As a leader, pressure is no stranger to you. There is no way to avoid pressure, except to quit leading.

• If you are successful, you experience pressure.

• If you fail, you experience pressure.

• If you coast, you experience pressure.

How about you? What kind of pressure are you facing? Financial? Not making budget? Are you in conflict with a key staff member? Is your board divided? Are there political issues? Perhaps it’s something more personal at home—struggles with your family. There is no end to the list of possibilities, and these things are no stranger to those of us who lead.

Leaders tap out when the pressure gets too high. Every leader has a point where the pressure is too much. How you handle those moments can make or break you as a leader.
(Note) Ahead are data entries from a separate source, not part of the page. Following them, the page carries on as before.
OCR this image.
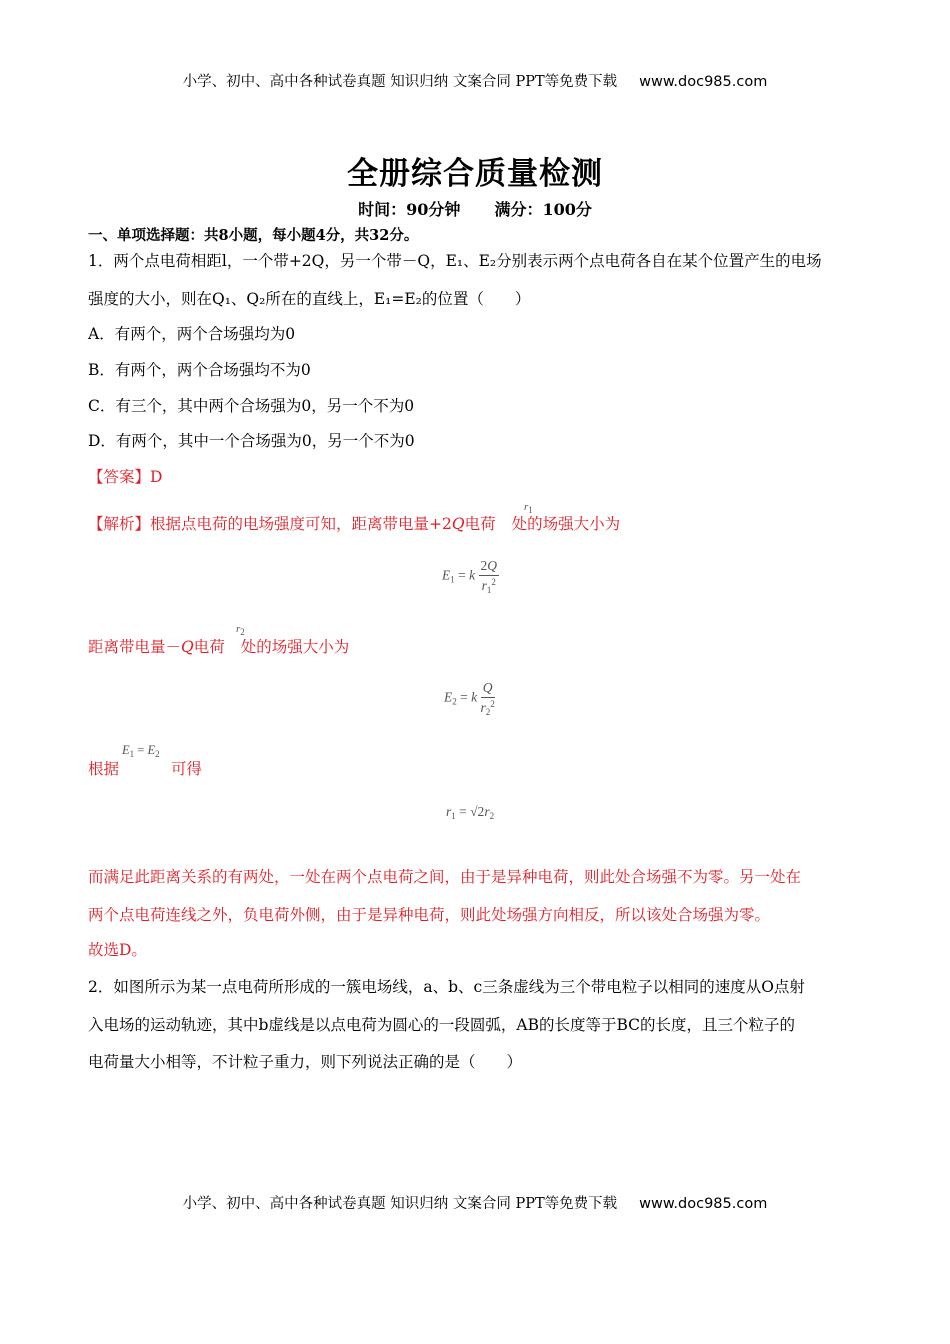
小学、初中、高中各种试卷真题 知识归纳 文案合同 PPT等免费下载 www.doc985.com
全册综合质量检测
时间：90分钟 满分：100分
一、单项选择题：共8小题，每小题4分，共32分。
1．两个点电荷相距l，一个带+2Q，另一个带－Q，E₁、E₂分别表示两个点电荷各自在某个位置产生的电场
强度的大小，则在Q₁、Q₂所在的直线上，E₁=E₂的位置（　　）
A．有两个，两个合场强均为0
B．有两个，两个合场强均不为0
C．有三个，其中两个合场强为0，另一个不为0
D．有两个，其中一个合场强为0，另一个不为0
【答案】D
【解析】根据点电荷的电场强度可知，距离带电量+2Q电荷 处的场强大小为
$r_1$
$E_1 = k \frac{2Q}{r_1^2}$
距离带电量－Q电荷 处的场强大小为
$r_2$
$E_2 = k \frac{Q}{r_2^2}$
根据	可得
$E_1 = E_2$
$r_1 = √2r_2$
而满足此距离关系的有两处，一处在两个点电荷之间，由于是异种电荷，则此处合场强不为零。另一处在
两个点电荷连线之外，负电荷外侧，由于是异种电荷，则此处场强方向相反，所以该处合场强为零。
故选D。
2．如图所示为某一点电荷所形成的一簇电场线，a、b、c三条虚线为三个带电粒子以相同的速度从O点射
入电场的运动轨迹，其中b虚线是以点电荷为圆心的一段圆弧，AB的长度等于BC的长度，且三个粒子的
电荷量大小相等，不计粒子重力，则下列说法正确的是（　　）
小学、初中、高中各种试卷真题 知识归纳 文案合同 PPT等免费下载 www.doc985.com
Five ineffective ways to handle pressure:

1) Send it.

Some leaders treat pressure like a hot potato. They toss it to someone else as fast as they can. Most typically, they attempt to send it up to their boss to handle, or send it down to a subordinate to deal with it. It’s fine to ask your boss for help and delegation is usually a good practice, but that’s not what happens here. This is an attempt to get rid of it, which is not a good leadership practice.

2) Postpone it.

Procrastination never makes the pressure go away. In fact, any attempt to delay the pressure often makes it worse. Pressure can be like credit card debt, the longer you put off paying down the principle, the worse the debt gets.

3) Ignore it.

It is surprising how often church leaders pretend like there is no problem, there is no pressure and there’s nothing to resolve. They can deliver a Sunday morning message seemingly oblivious to what is happening around them. Few things erode leadership faster than this.

4) Worry about it.

No matter how much I’ve worried about something, it never helped to lessen the pressure or improve the situation, and it just further depleted me of productive energy to lead. Worry never helps. This is one of the greatest temptations of a leader, and must be avoided as much as humanly possible.

5) Cave in to it.

Sometimes the pressure gets so high, and is sustained so long, that you may be tempted to alter your behavior to find relief. It happens. Leaders lower standards, ignore values, crash relationships and more, all because of pressure. Remember what happened with Aaron when Moses was gone so long (Exodus 32)? Under all the pressure, Aaron cracked, he caved in, took the gold and actually participated in sin by making the golden calf. I’m certain that he justified it to the point where his decisions made sense.

Which of the above are you most tempted to do? A great first step to conquering it is identifying it. Then you can begin to intentionally resist it.